There is entirely too much emotion tied up in the debates of today, and our public dialogue has lost its logical foundation. The political rhetoric of fear of American decline has really gripped the country, and I can’t see why. I have been everywhere there is to go in the last decade. I’ve seen just about all of the globe in a working, not tourist, capacity — and almost everyplace sucks but the US and a very short list of its close friends. Pipe dreams of power abound around the world, but the next time someone starts talking about how America is failing and going to hell in a handbasket, or how we will soon be in the “post-American era” just ask yourself what alternatives are there to American power? Really how weak is the only nation that has absolute undisputed control of the all the oceans, absolute dominance of space and global air supremacy at will? Really how weak is the nation that everyone still craves to enter and build a life for themselves in? Really how weak is the nation that gave the information age its beginnings, from the lightbulb to the telegraph to harnessing nuclear technology to the programmable computer to the space shuttle to the open market and so on… ?

My point being, America has nothing to fear from competition and everything to gain. Every time America steps out into danger it gets busy doing things right, not because “it” does anything, but because the individual genius of its mish-mashed citizens is unleashed. Dramatic examples such as how Americans (as distinct from America, though that is also an interesting story) reacted to 9/11 or the entire history of American involvement in existinal struggles such as WWII get a lot of play, but less dramatic examples are just as important such as the universality of American businesses in the technical sphere, our unbroken naval supremacy and our enormous lead in space and information technologies.

Other governments seek to control the creative, economic, aggressive, randomly boiling potential of their people. The US government has from its beginning sought to deliberately unbridle and unleash the creativity, economic activity and aggression of its people. The worst decision we could make now is to send signals to our government that we want to be more heavily regulated and controlled. That sort of request for subjugation can begin with immigration policy or with trade protectionism — both are equally bad because they are essentially borne of the dynamics of the fear of failure. Populist traps are bad for America, regardless which way they are spun.
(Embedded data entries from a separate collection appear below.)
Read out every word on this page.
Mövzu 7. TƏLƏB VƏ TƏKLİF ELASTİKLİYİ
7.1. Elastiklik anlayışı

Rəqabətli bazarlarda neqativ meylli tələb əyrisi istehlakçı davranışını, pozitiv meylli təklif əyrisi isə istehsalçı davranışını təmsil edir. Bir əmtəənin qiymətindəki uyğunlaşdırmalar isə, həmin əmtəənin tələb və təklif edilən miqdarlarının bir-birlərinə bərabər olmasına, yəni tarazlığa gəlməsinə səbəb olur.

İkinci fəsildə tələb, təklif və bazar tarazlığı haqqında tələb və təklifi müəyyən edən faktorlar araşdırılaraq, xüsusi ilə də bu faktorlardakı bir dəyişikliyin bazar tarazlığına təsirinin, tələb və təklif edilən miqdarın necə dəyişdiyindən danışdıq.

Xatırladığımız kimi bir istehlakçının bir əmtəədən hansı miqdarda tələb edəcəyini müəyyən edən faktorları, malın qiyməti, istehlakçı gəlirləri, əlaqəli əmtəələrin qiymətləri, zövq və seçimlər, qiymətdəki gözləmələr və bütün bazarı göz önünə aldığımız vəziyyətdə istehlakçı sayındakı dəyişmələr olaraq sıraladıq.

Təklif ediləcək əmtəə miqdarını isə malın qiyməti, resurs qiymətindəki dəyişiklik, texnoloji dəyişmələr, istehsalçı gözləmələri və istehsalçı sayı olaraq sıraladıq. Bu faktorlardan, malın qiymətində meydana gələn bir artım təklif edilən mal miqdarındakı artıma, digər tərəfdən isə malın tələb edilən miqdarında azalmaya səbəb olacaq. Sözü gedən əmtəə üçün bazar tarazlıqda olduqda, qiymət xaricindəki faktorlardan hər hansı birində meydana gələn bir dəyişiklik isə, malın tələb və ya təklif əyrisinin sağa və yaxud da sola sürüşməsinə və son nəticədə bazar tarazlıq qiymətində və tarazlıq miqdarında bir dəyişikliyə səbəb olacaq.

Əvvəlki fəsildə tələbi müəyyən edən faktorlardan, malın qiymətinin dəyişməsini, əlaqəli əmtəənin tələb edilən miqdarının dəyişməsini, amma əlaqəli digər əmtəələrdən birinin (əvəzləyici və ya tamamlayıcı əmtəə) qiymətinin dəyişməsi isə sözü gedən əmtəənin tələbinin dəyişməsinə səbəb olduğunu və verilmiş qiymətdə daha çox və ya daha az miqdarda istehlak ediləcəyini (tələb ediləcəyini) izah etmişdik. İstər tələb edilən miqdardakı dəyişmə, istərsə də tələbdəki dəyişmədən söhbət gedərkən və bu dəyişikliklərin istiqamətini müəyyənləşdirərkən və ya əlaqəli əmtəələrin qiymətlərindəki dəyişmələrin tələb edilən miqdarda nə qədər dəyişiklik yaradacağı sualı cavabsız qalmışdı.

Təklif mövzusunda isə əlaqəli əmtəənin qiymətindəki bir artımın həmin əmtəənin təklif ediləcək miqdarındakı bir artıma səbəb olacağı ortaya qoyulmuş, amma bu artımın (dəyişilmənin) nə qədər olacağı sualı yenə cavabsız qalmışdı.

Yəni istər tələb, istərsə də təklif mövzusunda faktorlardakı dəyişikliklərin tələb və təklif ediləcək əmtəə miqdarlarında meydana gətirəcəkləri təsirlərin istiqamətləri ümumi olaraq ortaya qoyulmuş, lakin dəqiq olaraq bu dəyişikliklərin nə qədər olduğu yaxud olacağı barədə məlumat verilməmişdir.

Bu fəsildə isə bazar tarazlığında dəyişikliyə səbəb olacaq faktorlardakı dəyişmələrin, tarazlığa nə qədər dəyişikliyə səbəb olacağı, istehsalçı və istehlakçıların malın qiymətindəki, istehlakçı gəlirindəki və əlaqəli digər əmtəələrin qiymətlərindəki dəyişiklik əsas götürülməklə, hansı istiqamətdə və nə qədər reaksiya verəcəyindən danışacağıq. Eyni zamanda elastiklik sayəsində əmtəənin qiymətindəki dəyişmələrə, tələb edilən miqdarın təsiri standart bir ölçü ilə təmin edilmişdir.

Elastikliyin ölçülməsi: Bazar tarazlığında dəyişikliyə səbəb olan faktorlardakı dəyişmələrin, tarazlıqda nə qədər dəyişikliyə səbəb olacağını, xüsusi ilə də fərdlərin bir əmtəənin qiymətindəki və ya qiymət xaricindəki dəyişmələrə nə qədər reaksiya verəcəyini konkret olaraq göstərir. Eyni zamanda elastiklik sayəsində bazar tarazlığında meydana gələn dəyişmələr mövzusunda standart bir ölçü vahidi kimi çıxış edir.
Our personal freedoms are intimately tied to our economic freedoms in America in deeper ways than are immediately obvious when catching the headlines.

I strongly advise anyone who is at least curious about the arguments above to either study up on the history of these arguments or (more likely) catch the short version by watching Milton Friedman’s now forgotten video series Free to Choose.

Now take a look at the list below again and ask yourself if you would rather make America more like any in the list or less.

Cross the North Korean border illegally you get 12 years hard labor.

If you cross the Iranian border illegally you are detained indefinitely.

If you cross the Afghan border illegally, you get shot.

If you cross the Saudi Arabian border illegally you will be jailed.

If you cross the Chinese border illegally you may never be heard from again.

If you cross the Venezuelan border illegally you will be branded a spy and your fate will be sealed.

If you cross the Mexican border illegally you will be jailed for two years.

If you cross the Cuban border illegally you will be thrown into political prison to rot.

If you cross the United States border illegally you get:

1 – A job

2 – A driver’s license

3 – A Social Security card

4 – Welfare

5 – Food stamps

6 – Credit cards

7 – Subsidized rent or a loan to buy a house

8 – Free education

9 – Free health care

10 – A lobbyist in Washington

11 – Billions of dollars in public documents printed in your language

12 – Millions of servicemen and women who are willing to – and do – die for your right to the ways and means of our constitution

13 – And the right to carry the flag of your country – the one you walked out on – while you call America racist and protest that you don’t get enough respect.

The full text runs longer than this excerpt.